Two Canucks players have a negative Corsi % but a positive Fenwick %, meaning they're blocking enough shots to turn themselves from negative possession players into positive possession players: those are Chris Tanev (49.9% Corsi and 51.1% Fenwick) and Zack Kassian (49.0% Corsi and 50.5% Fenwick).


Possession means everything in hockey. Banking on a goaltender or a star forward isn't the model to sustainable long term success in the NHL, so it's best to look the stats that will show whether a player has the puck.

From a theoretical perspective:

Getting back to Dallas Eakins' point, I don't disagree with him about what makes a game a perfect game. From the Canucks perspective, in Tuesday's game they had 56 shot attempts to Edmonton's 53. They absorbed 28 hits to 13 for Edmonton. Penalties were even. The Canucks gave the puck less, but also had fewer takeaways.

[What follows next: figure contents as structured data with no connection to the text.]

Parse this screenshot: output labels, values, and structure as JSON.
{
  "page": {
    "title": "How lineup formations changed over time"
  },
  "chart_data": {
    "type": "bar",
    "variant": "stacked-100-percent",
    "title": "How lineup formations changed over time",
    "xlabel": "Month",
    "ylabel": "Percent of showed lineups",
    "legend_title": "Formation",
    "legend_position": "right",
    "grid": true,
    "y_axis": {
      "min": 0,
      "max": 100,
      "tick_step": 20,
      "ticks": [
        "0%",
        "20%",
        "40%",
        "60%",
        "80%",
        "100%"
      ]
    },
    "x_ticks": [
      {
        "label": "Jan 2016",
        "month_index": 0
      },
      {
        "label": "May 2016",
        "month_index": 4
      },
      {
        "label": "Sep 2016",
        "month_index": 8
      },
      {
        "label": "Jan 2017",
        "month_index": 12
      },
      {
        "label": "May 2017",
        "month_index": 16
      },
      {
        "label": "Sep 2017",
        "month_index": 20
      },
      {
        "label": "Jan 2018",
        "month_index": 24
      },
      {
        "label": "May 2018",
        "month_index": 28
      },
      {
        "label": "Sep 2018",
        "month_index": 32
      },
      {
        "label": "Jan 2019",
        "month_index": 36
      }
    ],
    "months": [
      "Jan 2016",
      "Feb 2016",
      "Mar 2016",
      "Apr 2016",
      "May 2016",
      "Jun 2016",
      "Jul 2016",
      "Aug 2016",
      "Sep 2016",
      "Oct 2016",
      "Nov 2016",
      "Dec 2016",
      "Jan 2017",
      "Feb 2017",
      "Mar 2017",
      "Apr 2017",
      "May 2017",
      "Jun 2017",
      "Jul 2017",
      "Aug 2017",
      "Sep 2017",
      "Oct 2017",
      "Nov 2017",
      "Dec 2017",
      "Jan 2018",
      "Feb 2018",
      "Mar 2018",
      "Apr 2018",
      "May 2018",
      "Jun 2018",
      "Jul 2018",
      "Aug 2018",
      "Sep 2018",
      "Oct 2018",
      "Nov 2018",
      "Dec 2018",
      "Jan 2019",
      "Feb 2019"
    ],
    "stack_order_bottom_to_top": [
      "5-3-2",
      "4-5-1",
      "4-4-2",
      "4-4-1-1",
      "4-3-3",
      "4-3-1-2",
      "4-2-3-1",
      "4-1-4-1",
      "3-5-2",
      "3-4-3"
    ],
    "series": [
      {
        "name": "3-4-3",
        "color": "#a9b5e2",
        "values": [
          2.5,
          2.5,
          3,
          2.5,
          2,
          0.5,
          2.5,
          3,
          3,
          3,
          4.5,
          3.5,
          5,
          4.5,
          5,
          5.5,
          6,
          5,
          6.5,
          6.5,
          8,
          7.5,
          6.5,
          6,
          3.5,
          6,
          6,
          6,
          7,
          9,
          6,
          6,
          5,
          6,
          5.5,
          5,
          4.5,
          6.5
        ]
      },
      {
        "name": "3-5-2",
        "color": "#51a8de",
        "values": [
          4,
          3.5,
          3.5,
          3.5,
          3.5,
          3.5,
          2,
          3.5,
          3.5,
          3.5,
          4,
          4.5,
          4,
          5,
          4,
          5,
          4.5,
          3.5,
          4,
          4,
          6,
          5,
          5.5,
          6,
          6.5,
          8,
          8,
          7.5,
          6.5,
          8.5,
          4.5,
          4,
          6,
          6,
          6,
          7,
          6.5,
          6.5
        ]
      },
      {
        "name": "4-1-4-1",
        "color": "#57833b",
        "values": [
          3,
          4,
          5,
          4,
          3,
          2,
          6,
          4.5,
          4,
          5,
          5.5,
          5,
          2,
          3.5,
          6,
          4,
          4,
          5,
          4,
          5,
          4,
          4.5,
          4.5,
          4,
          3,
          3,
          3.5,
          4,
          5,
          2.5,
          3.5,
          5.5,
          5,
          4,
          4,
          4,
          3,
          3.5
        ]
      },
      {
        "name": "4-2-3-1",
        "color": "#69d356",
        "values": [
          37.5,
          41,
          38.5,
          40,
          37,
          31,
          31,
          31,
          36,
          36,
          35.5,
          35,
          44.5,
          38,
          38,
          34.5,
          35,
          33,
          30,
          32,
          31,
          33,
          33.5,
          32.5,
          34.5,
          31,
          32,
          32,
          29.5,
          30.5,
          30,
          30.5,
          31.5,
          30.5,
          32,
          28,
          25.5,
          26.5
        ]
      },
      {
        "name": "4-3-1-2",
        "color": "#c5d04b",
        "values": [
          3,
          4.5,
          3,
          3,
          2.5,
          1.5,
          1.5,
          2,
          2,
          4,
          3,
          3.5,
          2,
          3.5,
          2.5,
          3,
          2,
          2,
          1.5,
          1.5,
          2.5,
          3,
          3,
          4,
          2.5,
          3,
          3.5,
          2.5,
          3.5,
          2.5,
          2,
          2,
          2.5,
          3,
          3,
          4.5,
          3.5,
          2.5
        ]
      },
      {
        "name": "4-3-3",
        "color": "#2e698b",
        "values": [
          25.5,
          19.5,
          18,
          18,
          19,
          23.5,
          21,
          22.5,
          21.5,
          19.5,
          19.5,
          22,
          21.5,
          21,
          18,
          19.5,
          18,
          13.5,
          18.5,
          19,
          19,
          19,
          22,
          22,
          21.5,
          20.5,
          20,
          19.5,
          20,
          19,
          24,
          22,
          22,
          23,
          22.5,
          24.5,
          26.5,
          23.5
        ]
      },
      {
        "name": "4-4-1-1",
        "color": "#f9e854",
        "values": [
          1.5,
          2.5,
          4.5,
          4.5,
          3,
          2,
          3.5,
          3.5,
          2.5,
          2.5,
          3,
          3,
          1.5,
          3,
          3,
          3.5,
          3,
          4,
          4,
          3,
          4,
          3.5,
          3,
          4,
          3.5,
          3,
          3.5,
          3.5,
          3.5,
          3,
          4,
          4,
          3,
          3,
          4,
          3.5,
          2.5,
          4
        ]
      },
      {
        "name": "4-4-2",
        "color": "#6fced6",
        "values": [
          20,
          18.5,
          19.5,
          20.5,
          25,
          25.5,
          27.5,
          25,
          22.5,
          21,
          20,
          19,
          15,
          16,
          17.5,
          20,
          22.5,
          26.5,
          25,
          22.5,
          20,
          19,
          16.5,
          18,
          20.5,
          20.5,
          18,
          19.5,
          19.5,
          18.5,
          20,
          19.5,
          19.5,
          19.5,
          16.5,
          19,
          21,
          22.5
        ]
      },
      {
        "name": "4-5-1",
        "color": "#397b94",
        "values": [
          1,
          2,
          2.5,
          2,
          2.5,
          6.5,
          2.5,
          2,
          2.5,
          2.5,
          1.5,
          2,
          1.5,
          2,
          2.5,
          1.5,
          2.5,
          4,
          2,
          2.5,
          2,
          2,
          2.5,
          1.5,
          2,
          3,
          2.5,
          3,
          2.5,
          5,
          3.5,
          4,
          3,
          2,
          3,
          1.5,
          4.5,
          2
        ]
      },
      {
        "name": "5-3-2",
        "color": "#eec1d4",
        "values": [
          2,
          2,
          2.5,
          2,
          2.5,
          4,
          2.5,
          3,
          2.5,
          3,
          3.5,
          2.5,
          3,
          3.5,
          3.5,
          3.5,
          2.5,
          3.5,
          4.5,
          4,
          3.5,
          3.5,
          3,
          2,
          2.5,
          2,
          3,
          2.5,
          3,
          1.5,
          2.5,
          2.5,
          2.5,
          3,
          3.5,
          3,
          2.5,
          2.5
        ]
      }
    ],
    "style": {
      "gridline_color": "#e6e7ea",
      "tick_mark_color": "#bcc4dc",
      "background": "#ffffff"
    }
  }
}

And… Edmonton had 14 blocked shots to Vancouver's 13. Not surprisingly, most of the Oilers shots came in the third period as the team was pressing. These graphs show the total number of unblocked shots for a team during a game:

Vancouver was ahead for most of the game, and it was only late that the Oilers started trying to take more risks and tie the score.

The real problem for the Oilers wasn't the physicality. It was that they had less of the puck against Vancouver, and that's been a common problem for them over the last several seasons. The lack of physical play may be a component, but from listening to post-game interviews, you get the sense that the Edmonton media is a little more fired up over Kassian than the Oilers themselves are.

I wrote two weeks ago in this space that Kassian is a player who looks like he could be dominant with the puck. He may just need to focus on getting it a little more. Few guys his size are as skilled as he is, and if he can supplement that physical intimidation with a little more puck-possession ability, he becomes a very valuable commodity in the NHL.